Sapaan untuk orang yang sebaya ada tiga maacam, yaitu penyapa untuk sama-sama tua, penyapa untuk sama-sama muda, dan penyapa untuk sama-sama anak-anak.

d) Sapaan untuk orang yang belum dikenal

Apabila seseorang terpaksa harus berbicara dengan orang yang belum dikenal, orang tersebut harus menyesuaikan dengan perbandingan umur antara pembicara dan lawan bicara.

2. Sapaan berdasarkan gelar agama a) Ustadz

Orang yang biasa bekerja sebagai penceramah dan berjenis kelamin laki-laki.

b) Ustadzah

Orang yang biasa bekerja sebagai penceramah dan berjenis kelamin perempuan.

3. Sapaan berdasarkan jabatan

4. Sapaan berdasarkan penggolongan kata a) Kata ganti orang pertama

b) kata ganti orang kedua b. Keluarga

Kata sapaan adalah kata-kata yang menunjukan hubungan atau kekerabatan dengan pihak pertama. Kata sapaan dalam keluarga atau hubungan kekeluargaan langsung di dalam masyarakat yaitu kata sapaan yang digunakan untuk menyapa seseorang yang masih memiliki garis keturunan.

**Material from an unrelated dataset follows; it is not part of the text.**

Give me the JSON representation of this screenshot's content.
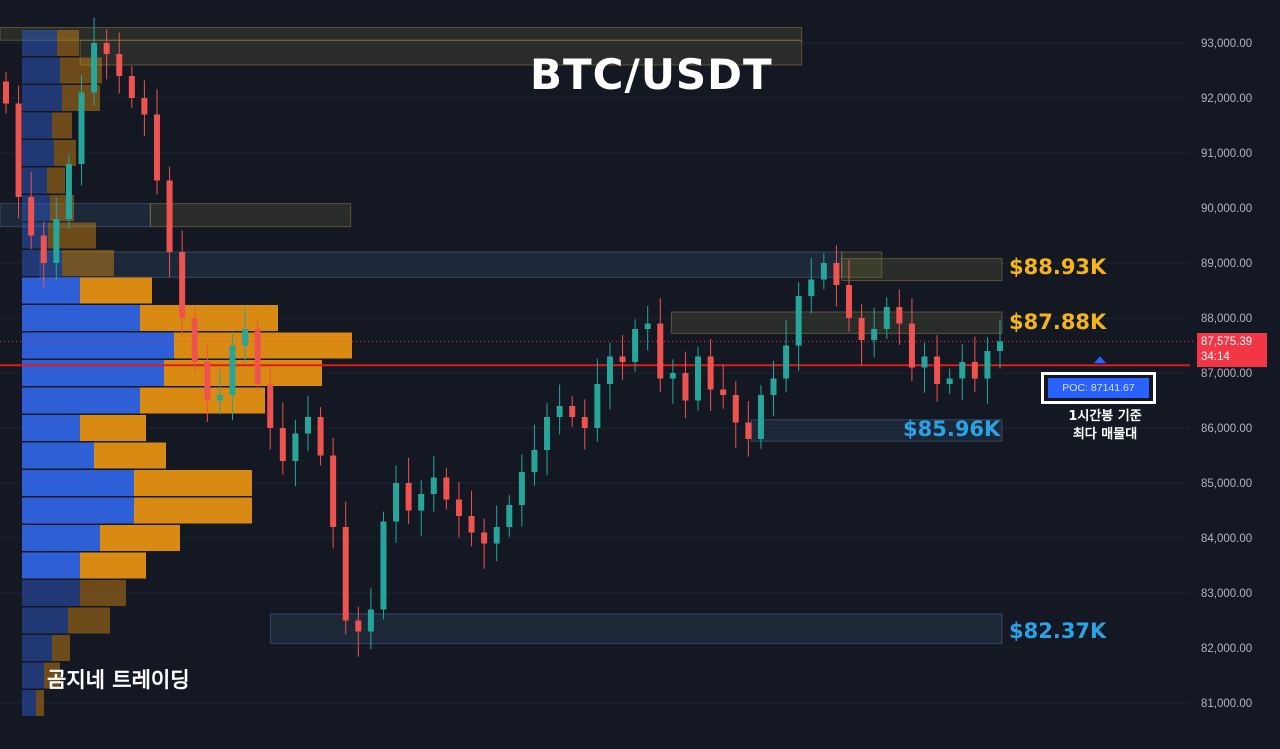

Sapaan dalam keluarga adalah kata sapaan yang digunakan untuk menyapa orang-orang atau anak-anak yang masih mempunyai hubungan pesaudaraan langsung maupun tidak langsung. Persaudaraan langsung adalah persaudaraan yang disebabkan oleh sisilah keturunan, misalnya kakek, nenek, bapak, ibu, cucu, cicik, paman, mertua, ipar, saudara kandung, dan sepupu. Cara menyapa orang-orang tersebut disesuaikan dengan fungsi dan peran antara pembicara dan lawan bicara.

1. Kakek

Kata kakek berfungsi sebagai kata sapaan yang digunakan terhadap orang tua kandung laki-laki.

2. Nenek

Kata nenek berfungi sebagai kata sapaan yang digunakan terhadap orang tua kandung perempuan.

3. Bapak

Kata bapak yang berfungsi sebagai kata sapaan digunakan terhadap oreang tua laki- laki.

4. Ibu

Kata ibu yang berfungsi sebagai kata sapaan digunakan terhadap orang tua perempuan, atau yang dianggap sebagai orang tua perempuan kandung.

5. Cucu

Kata cucu yang berfungsi sebagai kata sapaan yang digunakan nenek dan kakek.

6. Cicik

Kata cicik yang berfungsi sebagai kata sapaan yang digunakan buyut.

7. Paman

Kata paman yang berfungsi sebagai kata sapaan yang digunakan oleh anak dari saudaranya.

8. Mertua

Kata mertua yang berfungsi sebagai kata sapaan yang digunakan oleh menantu.

9. Ipar

Kata ipar yang berfungsi sebagai kata sapaan yang digunakan oleh saudara dari istri atau suami.

10. Saudara kandung

Kata saudara kandung berfungsi sebagai kata sapaan yang digunakan oleh kakak atau adik.

11. Sepupu

Kata sepupu berfungsi sebagai kata sapaan yang digunakan oleh anak dari saudara ibu atau bapak.